MCP also defines primitives that clients can expose. These primitives allow MCP server authors to build richer interactions.
1) Sampling: Allows servers to request language model completions from the client's AI application. This is useful when server's authors want access to a languages model, but want to stay model independent and not include a language model SDK in their MCP server. They can use sampling/complet method to request a language model completion from the client's AP application.
2) Elicitation: Allows servers to request additional information from users. This is useful when server's authors want to get more information from the user, or ask for confirmation of an action. They can use the elicitation/request method to request additional information from the user.
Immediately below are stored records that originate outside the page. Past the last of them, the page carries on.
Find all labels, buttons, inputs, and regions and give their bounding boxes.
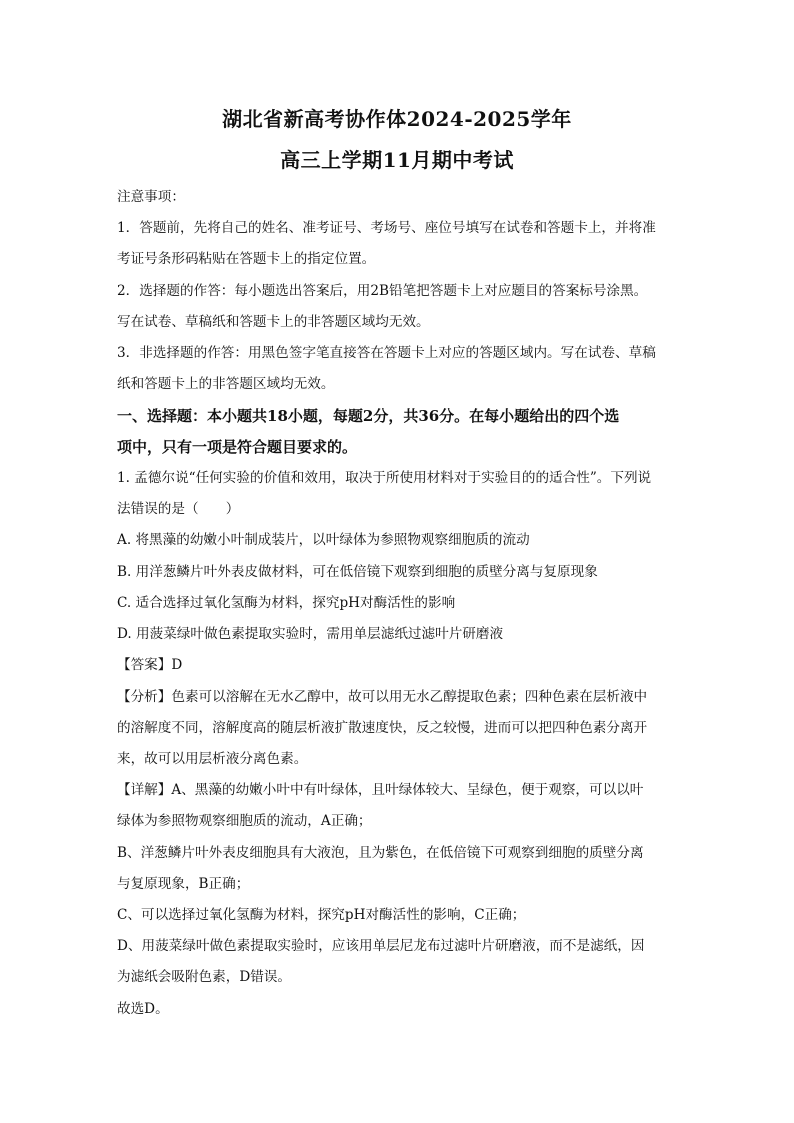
detail-cont-4: C、可以选择过氧化氢酶为材料，探究pH对酶活性的影响，C正确； xyxy=(117,907,526,923)
section-heading: 一、选择题：本小题共18小题，每题2分，共36分。在每小题给出的四个选 xyxy=(117,407,620,425)
detail-cont-5: D、用菠菜绿叶做色素提取实验时，应该用单层尼龙布过滤叶片研磨液，而不是滤纸，因 xyxy=(117,938,645,954)
note-item-3: 3．非选择题的作答：用黑色签字笔直接答在答题卡上对应的答题区域内。写在试卷、草稿 xyxy=(117,345,656,361)
detail-cont-2: B、洋葱鳞片叶外表皮细胞具有大液泡，且为紫色，在低倍镜下可观察到细胞的质壁分离 xyxy=(117,845,644,861)
option-d: D. 用菠菜绿叶做色素提取实验时，需用单层滤纸过滤叶片研磨液 xyxy=(117,626,504,642)
section-heading-cont: 项中，只有一项是符合题目要求的。 xyxy=(117,438,358,456)
exam-subtitle: 高三上学期11月期中考试 xyxy=(280,148,514,172)
detail: 【详解】A、黑藻的幼嫩小叶中有叶绿体，且叶绿体较大、呈绿色，便于观察，可以以叶 xyxy=(117,782,644,798)
option-a: A. 将黑藻的幼嫩小叶制成装片，以叶绿体为参照物观察细胞质的流动 xyxy=(117,532,530,548)
analysis: 【分析】色素可以溶解在无水乙醇中，故可以用无水乙醇提取色素；四种色素在层析液中 xyxy=(117,689,648,705)
question-stem: 1. 孟德尔说“任何实验的价值和效用，取决于所使用材料对于实验目的的适合性”。下列说 xyxy=(117,470,652,486)
note-item-3-cont: 纸和答题卡上的非答题区域均无效。 xyxy=(117,376,335,392)
note-item-1-cont: 考证号条形码粘贴在答题卡上的指定位置。 xyxy=(117,251,376,267)
detail-cont-3: 与复原现象，B正确； xyxy=(117,876,250,892)
conclusion: 故选D。 xyxy=(117,1001,169,1017)
analysis-cont-2: 来，故可以用层析液分离色素。 xyxy=(117,751,308,767)
note-item-2: 2．选择题的作答：每小题选出答案后，用2B铅笔把答题卡上对应题目的答案标号涂黑。 xyxy=(117,283,648,299)
option-b: B. 用洋葱鳞片叶外表皮做材料，可在低倍镜下观察到细胞的质壁分离与复原现象 xyxy=(117,564,598,580)
note-item-2-cont: 写在试卷、草稿纸和答题卡上的非答题区域均无效。 xyxy=(117,314,430,330)
note-item-1: 1．答题前，先将自己的姓名、准考证号、考场号、座位号填写在试卷和答题卡上，并将准 xyxy=(117,220,656,236)
analysis-cont-1: 的溶解度不同，溶解度高的随层析液扩散速度快，反之较慢，进而可以把四种色素分离开 xyxy=(117,720,648,736)
question-stem-cont: 法错误的是（ ） xyxy=(117,501,240,517)
notes-heading: 注意事项： xyxy=(117,189,185,205)
detail-cont-6: 为滤纸会吸附色素，D错误。 xyxy=(117,969,292,985)
answer: 【答案】D xyxy=(117,657,183,673)
option-c: C. 适合选择过氧化氢酶为材料，探究pH对酶活性的影响 xyxy=(117,595,456,611)
detail-cont-1: 绿体为参照物观察细胞质的流动，A正确； xyxy=(117,813,372,829)
exam-title: 湖北省新高考协作体2024-2025学年 xyxy=(222,107,572,131)
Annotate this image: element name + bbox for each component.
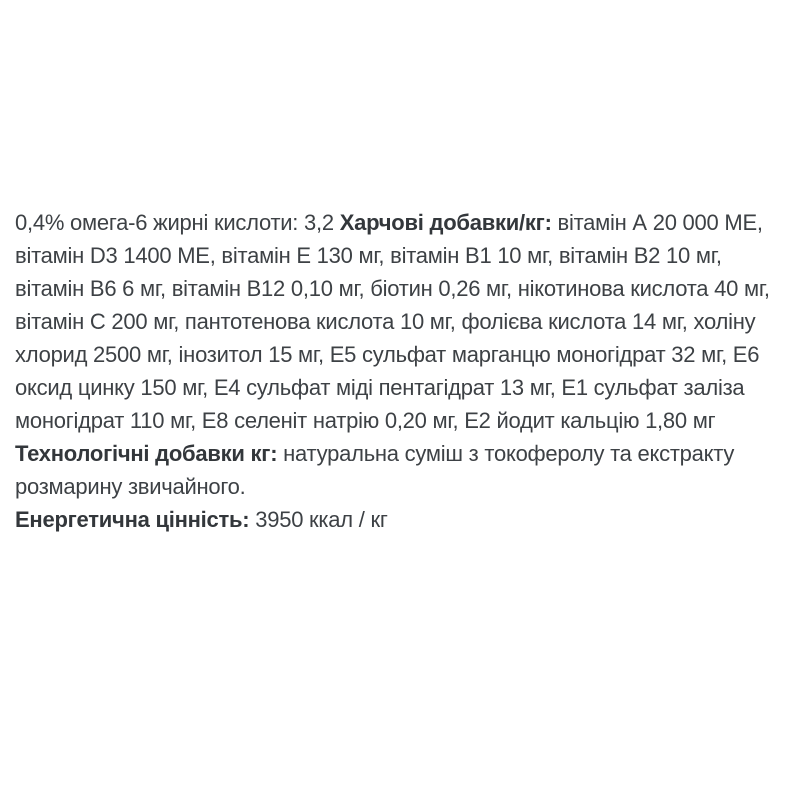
text-run: 3950 ккал / кг — [249, 507, 388, 532]
nutritional-additives-paragraph — [15, 206, 778, 437]
bold-text-run: Харчові добавки/кг: — [339, 210, 552, 235]
technological-additives-paragraph — [15, 437, 778, 503]
text-run: вітамін А 20 000 МЕ, вітамін D3 1400 МЕ, вітамін Е 130 мг, вітамін В1 10 мг, вітамін В2 10 мг, вітамін В6 6 мг, вітамін В12 0,10 мг, біотин 0,26 мг, нікотинова кислота 40 мг, вітамін С 200 мг, пантотенова кислота 10 мг, фолієва кислота 14 мг, холіну хлорид 2500 мг, інозитол 15 мг, Е5 сульфат марганцю моногідрат 32 мг, Е6 оксид цинку 150 мг, Е4 сульфат міді пентагідрат 13 мг, Е1 сульфат заліза моногідрат 110 мг, Е8 селеніт натрію 0,20 мг, Е2 йодит кальцію 1,80 мг — [15, 210, 770, 433]
bold-text-run: Енергетична цінність: — [15, 507, 250, 532]
product-description-text — [15, 206, 778, 536]
text-run: 0,4% омега-6 жирні кислоти: 3,2 — [15, 210, 340, 235]
energy-value-paragraph — [15, 503, 778, 536]
text-run: натуральна суміш з токоферолу та екстракту розмарину звичайного. — [15, 441, 735, 499]
bold-text-run: Технологічні добавки кг: — [15, 441, 278, 466]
3) Logging: Enables servers to send log messages to clients for edbugging and monitoring purposes.

Notifications
The protocol supports real-time notificaitons to enable dynamic updates between servers and clients. For example, when a server's available tools change-such as when new functionality becomes available or existing tools are modified -- the server can sent tool update notificaitons to inform connected clients about these change. Notifications are sent as JSON-RPC 2.0 notification messages (without expecting a response) and enable MCP servers to provide real-time updates to connected clients.